I relish in watching a game without bias, agreeing with fans of either team about half the time and chuckling to myself at their partisanship when whichever team doesn’t get the call. I love unraveling the conflict and the storylines woven into every contest. I like talking with my family about this athlete from this place who just did this spectacular thing.
And while I really enjoy the distraction sports provide from the more serious things of the world, I realize sports aren’t always so happy-go-lucky.
I’ve seen a teammate’s leg get struck with a stray javelin. I was there when a kid nearly drowned in a community pool with a lifeguard present. I’ve covered the death and subsequent revival of a basketball player who had a heart attack during practice. Just last week, I saw Shaylie Davis lie on the court for nearly an hour after getting pushed in the back by a girl just trying to get the basketball back for her team.
These events show me how quickly sports take a backseat to the things that really matter in life.
I had a similar experience — albeit away from any sort of arena — when I attended my great-grandfather’s funeral Tuesday.

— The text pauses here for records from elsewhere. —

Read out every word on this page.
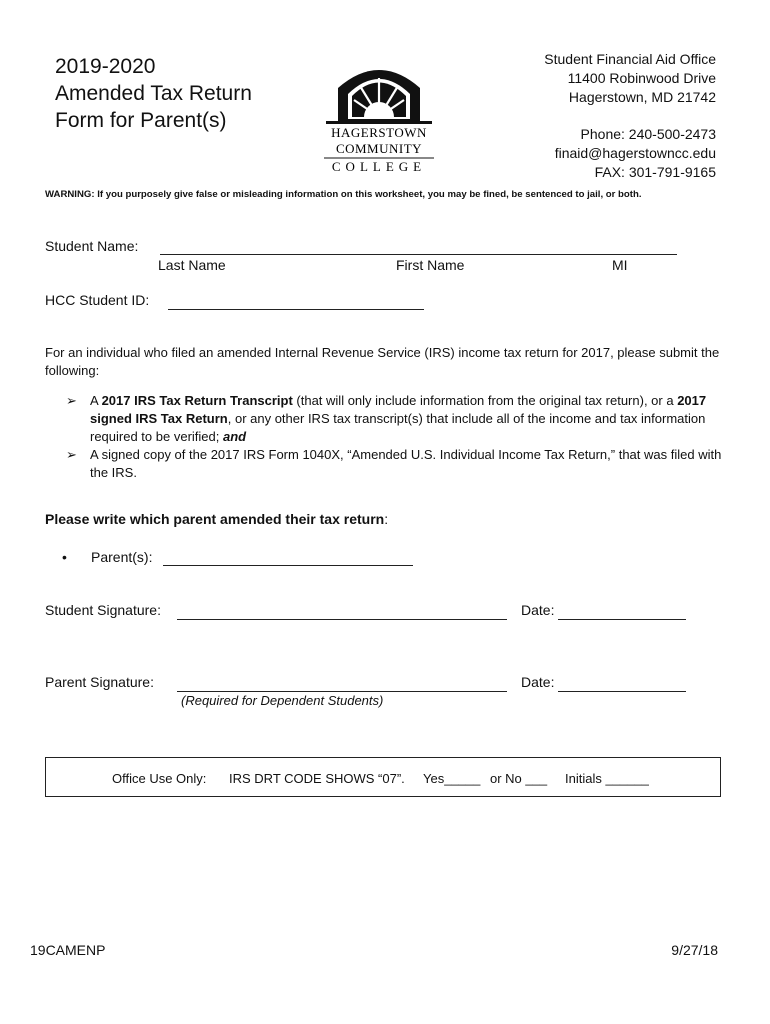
2019-2020
Amended Tax Return
Form for Parent(s)
HAGERSTOWN
COMMUNITY
COLLEGE
Student Financial Aid Office
11400 Robinwood Drive
Hagerstown, MD 21742
Phone: 240-500-2473
finaid@hagerstowncc.edu
FAX: 301-791-9165
WARNING: If you purposely give false or misleading information on this worksheet, you may be fined, be sentenced to jail, or both.
Student Name:
Last Name	First Name	MI
HCC Student ID:
For an individual who filed an amended Internal Revenue Service (IRS) income tax return for 2017, please submit the following:
➢ A 2017 IRS Tax Return Transcript (that will only include information from the original tax return), or a 2017 signed IRS Tax Return, or any other IRS tax transcript(s) that include all of the income and tax information required to be verified; and
➢ A signed copy of the 2017 IRS Form 1040X, “Amended U.S. Individual Income Tax Return,” that was filed with the IRS.
Please write which parent amended their tax return:
• Parent(s):
Student Signature:	Date:
Parent Signature:	Date:
(Required for Dependent Students)
Office Use Only: IRS DRT CODE SHOWS “07”. Yes_____ or No ___ Initials ______
19CAMENP	9/27/18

Eugene Butler Stucki was 98 when he died, having outlived my great-grandmother by nearly two decades before he was interred next to her on a snowy hillside in Paris, Idaho. It was 7 degrees Fahrenheit during his funeral.
Because of his old age, all of my family members had a chance to acclimate themselves to the idea of life without our patriarch. Our faith also played a large role in the happier celebration-of-life attitude as we gathered in the Paris church house.

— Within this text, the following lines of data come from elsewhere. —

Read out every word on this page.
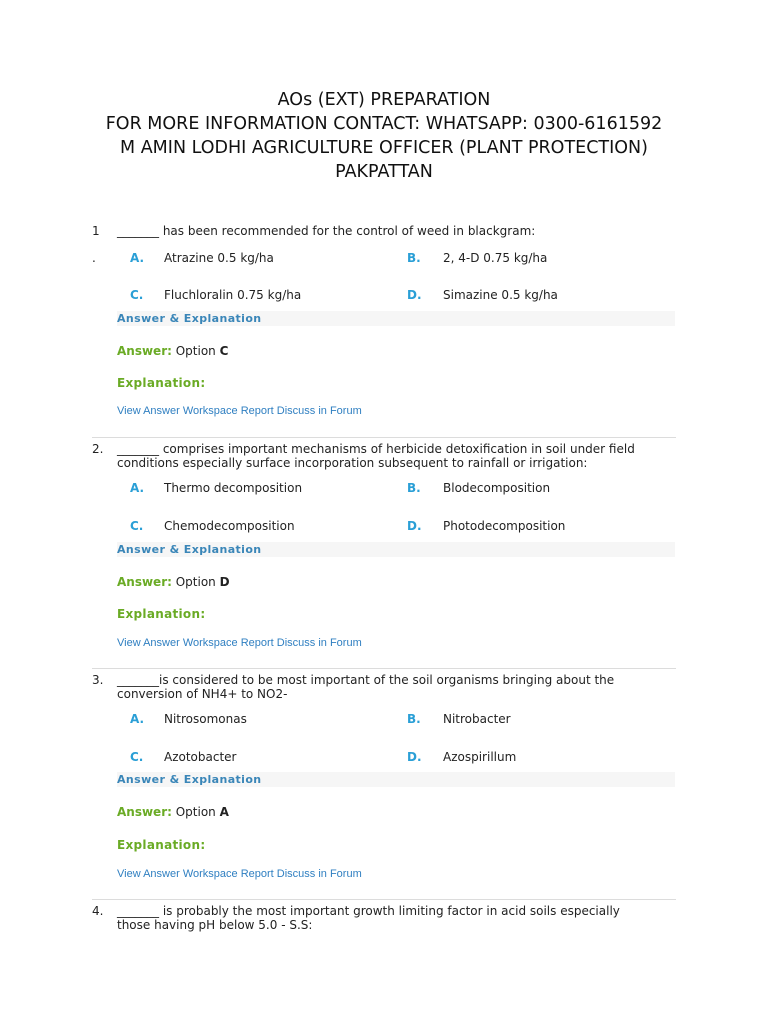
AOs (EXT) PREPARATION
FOR MORE INFORMATION CONTACT: WHATSAPP: 0300-6161592
M AMIN LODHI AGRICULTURE OFFICER (PLANT PROTECTION)
PAKPATTAN
1
.
_______ has been recommended for the control of weed in blackgram:
A. Atrazine 0.5 kg/ha	B. 2, 4-D 0.75 kg/ha
C. Fluchloralin 0.75 kg/ha	D. Simazine 0.5 kg/ha
Answer & Explanation
Answer: Option C
Explanation:
View Answer Workspace Report Discuss in Forum
2. _______ comprises important mechanisms of herbicide detoxification in soil under field conditions especially surface incorporation subsequent to rainfall or irrigation:
A. Thermo decomposition	B. Blodecomposition
C. Chemodecomposition	D. Photodecomposition
Answer & Explanation
Answer: Option D
Explanation:
View Answer Workspace Report Discuss in Forum
3. _______is considered to be most important of the soil organisms bringing about the conversion of NH4+ to NO2-
A. Nitrosomonas	B. Nitrobacter
C. Azotobacter	D. Azospirillum
Answer & Explanation
Answer: Option A
Explanation:
View Answer Workspace Report Discuss in Forum
4. _______ is probably the most important growth limiting factor in acid soils especially those having pH below 5.0 - S.S:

His longevity has given me cause to ponder my own existence.
I think it’s important to fill a life with what makes a person happy. Some people find purpose in their careers or in their religion. I obviously like sports.
I wonder why grandpa lived the way he did, with a variety of careers ranging from law enforcement and politics to television repair and agriculture. I wonder how he feels about resting so close to his father and brothers. I wonder how much he missed my grandmother during his final years.
My great-grandfather valued his family, and his death made me wonder how the lives of his 38 grandchildren and 108 great-grandchildren might have been different if he spent his time on something less important.
And by extension, I wonder how my life might be affected by the decisions made by his oldest son and grandson — my grandfather and father. What would have happened if my grandfather decided not to come back and buy a dairy farm down the road from his dad’s, or if my dad hadn’t decided he’d milked his last cow in high school?
Life is short. Relatively speaking, even a 98-year lifespan isn’t all that lasting. Lives are cut shorter all the time by accident and malice.
There are so many things I could fill my life with outside the sports world. Athletics are something I think I will always enjoy and spend time around. I don’t think there’s anything wrong with that, provided I still pay attention to things that are a little more important.
I think grandpa would say something similar.